We learned how to access one data using indexing, and multiple regularly-spaced data using slicing. To read multiple non-regularly-spaced data, we use filtering. We call it filtering because we selectively filter out some data using a mask.
Using these NumPy arrays:
import numpy as np
import matplotlib.pyplot as plt
data = np.array([0.0, 0.58, 0.95, 0.95, 0.58, 0.0, -0.59, -0.96, -0.96, -0.59])
time = np.arange(10) / 10
Let’s say we want to keep only the following indexes:
<>:9: SyntaxWarning: invalid escape sequence '\c'
<>:9: SyntaxWarning: invalid escape sequence '\c'
/var/folders/7v/g5_ntzfx35v4ck07wflynw640000gp/T/ipykernel_64419/3715019716.py:9: SyntaxWarning: invalid escape sequence '\c'
"$\checkmark$",
We can create a mask to select directly which items to keep, and which items to reject.
This mask can be either a boolean mask, which is the same shape as data
, and where each data to keep is True, and where each data to discard is False:
bool_mask = [True, False, False, True, False, False, False, False, True, True]
of an integer mask, where we explicitly list the indexes to keep:
int_mask = [0, 3, 8, 9]
In any case, we then use this mask between brackets, as we would index or slice the array:
plt.subplot(3,1,1)
plt.plot(time, data, "s-")
plt.title("Original data")
plt.subplot(3,1,2)
plt.plot(time[bool_mask], data[bool_mask], "s-")
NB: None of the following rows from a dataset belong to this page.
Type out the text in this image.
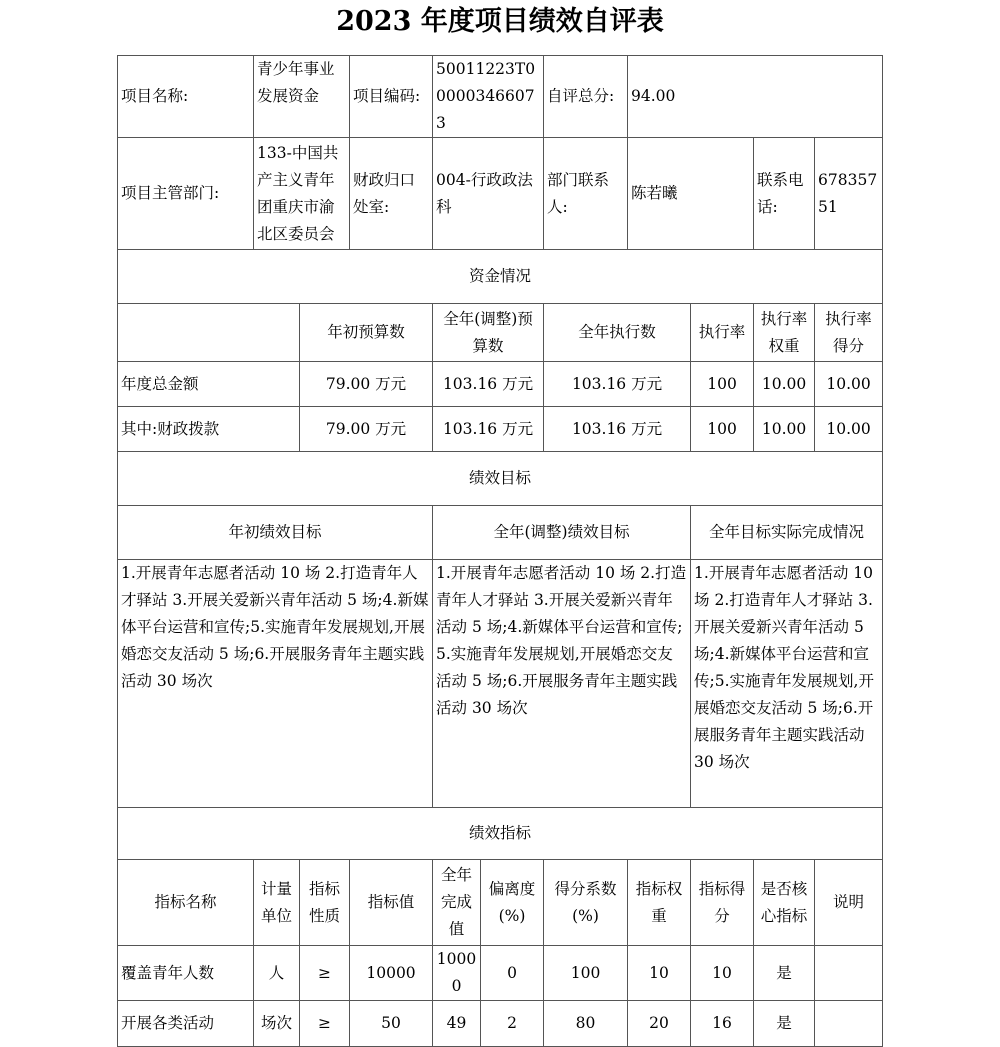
2023 年度项目绩效自评表
项目名称:	青少年事业发展资金		项目编码:	50011223T000003466073		自评总分:	94.00			
项目主管部门:	133-中国共产主义青年团重庆市渝北区委员会		财政归口处室:	004-行政政法科		部门联系人:	陈若曦		联系电话:	67835751
资金情况										
		年初预算数		全年(调整)预算数		全年执行数		执行率	执行率权重	执行率得分
年度总金额		79.00 万元		103.16 万元		103.16 万元		100	10.00	10.00
其中:财政拨款		79.00 万元		103.16 万元		103.16 万元		100	10.00	10.00
绩效目标										
年初绩效目标				全年(调整)绩效目标				全年目标实际完成情况		
1.开展青年志愿者活动 10 场 2.打造青年人才驿站 3.开展关爱新兴青年活动 5 场;4.新媒体平台运营和宣传;5.实施青年发展规划,开展婚恋交友活动 5 场;6.开展服务青年主题实践活动 30 场次				1.开展青年志愿者活动 10 场 2.打造青年人才驿站 3.开展关爱新兴青年活动 5 场;4.新媒体平台运营和宣传;5.实施青年发展规划,开展婚恋交友活动 5 场;6.开展服务青年主题实践活动 30 场次				1.开展青年志愿者活动 10 场 2.打造青年人才驿站 3.开展关爱新兴青年活动 5 场;4.新媒体平台运营和宣传;5.实施青年发展规划,开展婚恋交友活动 5 场;6.开展服务青年主题实践活动 30 场次		
绩效指标										
指标名称	计量单位	指标性质	指标值	全年完成值	偏离度(%)	得分系数(%)	指标权重	指标得分	是否核心指标	说明
覆盖青年人数	人	≥	10000	10000	0	100	10	10	是	
开展各类活动	场次	≥	50	49	2	80	20	16	是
plt.title("Filtered data, using a mask of bool")
plt.subplot(3,1,3)
plt.plot(time[int_mask], data[int_mask], "s-")
plt.title("Filtered data, using a mask of int")
plt.tight_layout();
Tip
Since indexes can also be negative, then masks of integers can also use negative values.
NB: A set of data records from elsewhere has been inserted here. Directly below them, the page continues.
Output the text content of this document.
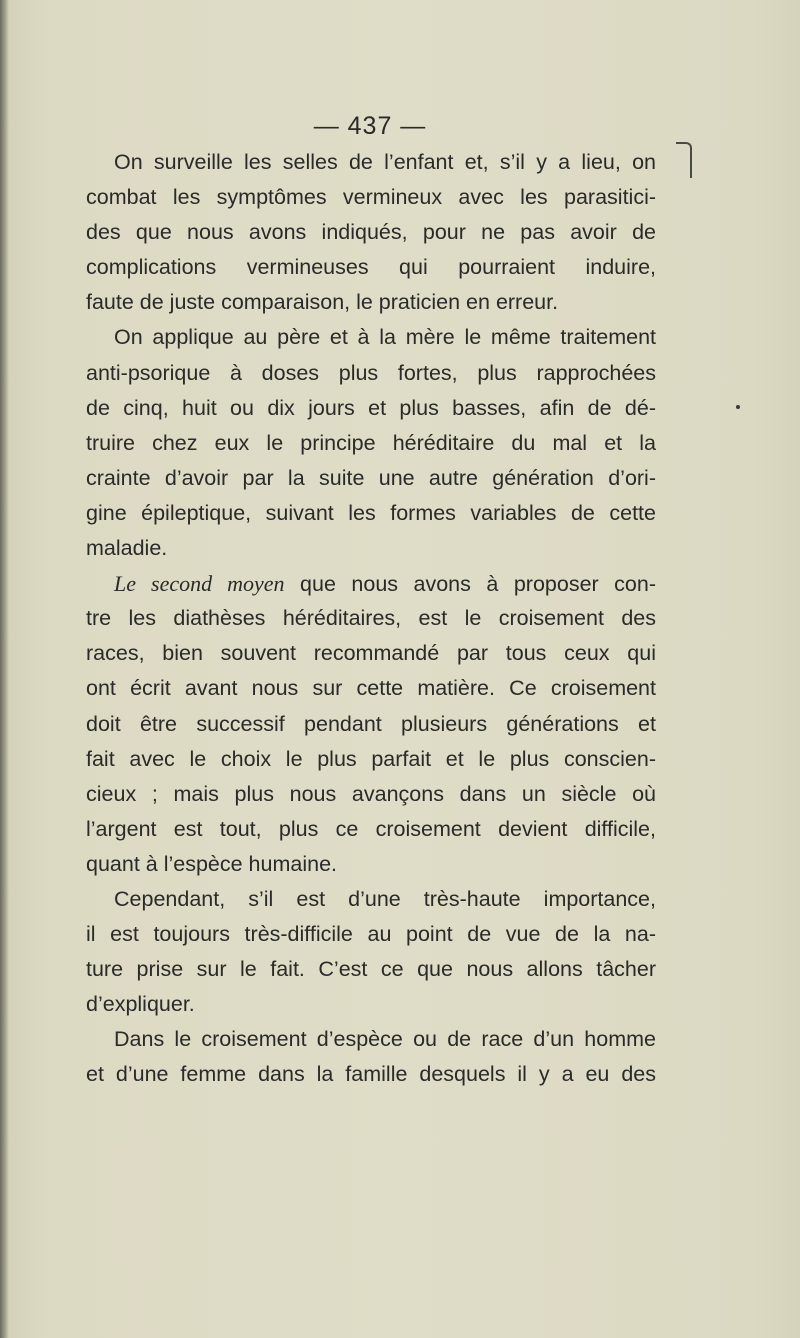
— 437 —
On surveille les selles de l’enfant et, s’il y a lieu, on
combat les symptômes vermineux avec les parasitici-
des que nous avons indiqués, pour ne pas avoir de
complications vermineuses qui pourraient induire,
faute de juste comparaison, le praticien en erreur.
On applique au père et à la mère le même traitement
anti-psorique à doses plus fortes, plus rapprochées
de cinq, huit ou dix jours et plus basses, afin de dé-
truire chez eux le principe héréditaire du mal et la
crainte d’avoir par la suite une autre génération d’ori-
gine épileptique, suivant les formes variables de cette
maladie.
Le second moyen que nous avons à proposer con-
tre les diathèses héréditaires, est le croisement des
races, bien souvent recommandé par tous ceux qui
ont écrit avant nous sur cette matière. Ce croisement
doit être successif pendant plusieurs générations et
fait avec le choix le plus parfait et le plus conscien-
cieux ; mais plus nous avançons dans un siècle où
l’argent est tout, plus ce croisement devient difficile,
quant à l’espèce humaine.
Cependant, s’il est d’une très-haute importance,
il est toujours très-difficile au point de vue de la na-
ture prise sur le fait. C’est ce que nous allons tâcher
d’expliquer.
Dans le croisement d’espèce ou de race d’un homme
et d’une femme dans la famille desquels il y a eu des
In section Arithmetics, we learned how to generate arrays of bool by comparing an array to a number using comparison operators such as ==
, <
, >=
, etc. These comparisons are a powerful way to filter an array. For example, to keep every positive value and reject the rest:
to_keep = data >= 0 # Create a boolean mask of the values to keep
print("to_keep =", to_keep)
plt.plot(time, data, "s-", label="Original data")
plt.plot(time[to_keep], data[to_keep], "o-", label="Filtered data")
plt.legend();
to_keep = [ True True True True True True False False False False]
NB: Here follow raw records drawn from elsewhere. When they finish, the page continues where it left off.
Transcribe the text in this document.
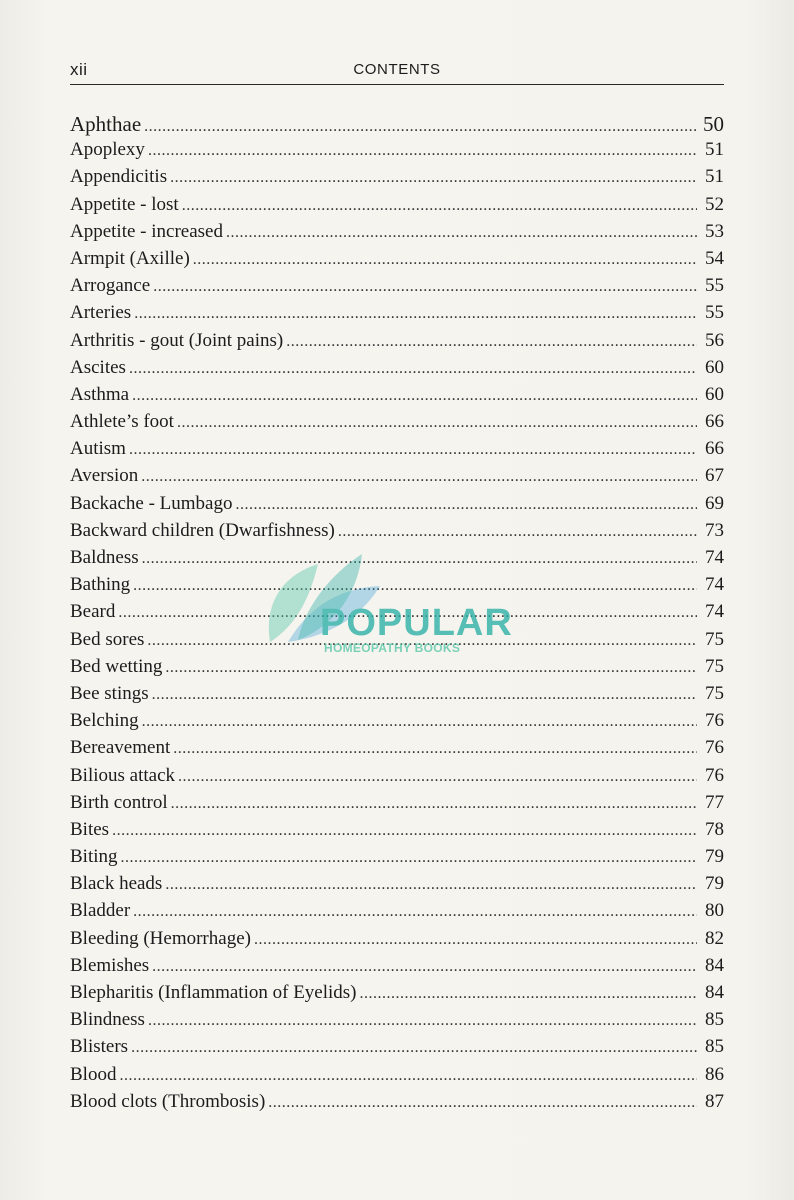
xii	CONTENTS
Aphthae .....	50
Apoplexy .....	51
Appendicitis .....	51
Appetite - lost .....	52
Appetite - increased .....	53
Armpit (Axille) .....	54
Arrogance .....	55
Arteries .....	55
Arthritis - gout (Joint pains) .....	56
Ascites .....	60
Asthma .....	60
Athlete’s foot .....	66
Autism .....	66
Aversion .....	67
Backache - Lumbago .....	69
Backward children (Dwarfishness) .....	73
Baldness .....	74
Bathing .....	74
Beard .....	74
Bed sores .....	75
Bed wetting .....	75
Bee stings .....	75
Belching .....	76
Bereavement .....	76
Bilious attack .....	76
Birth control .....	77
Bites .....	78
Biting .....	79
Black heads .....	79
Bladder .....	80
Bleeding (Hemorrhage) .....	82
Blemishes .....	84
Blepharitis (Inflammation of Eyelids) .....	84
Blindness .....	85
Blisters .....	85
Blood .....	86
Blood clots (Thrombosis) .....	87
POPULAR
HOMEOPATHY BOOKS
Or, as another example, to replace any negative value by 0:
is_negative = data < 0
print("is_negative =", is_negative)
new_data = data.copy()
new_data[is_negative] = 0
plt.plot(time, data, "s-", label="Original data")
plt.plot(time, new_data, "o-", label="New data")
plt.legend();
is_negative = [False False False False False False True True True True]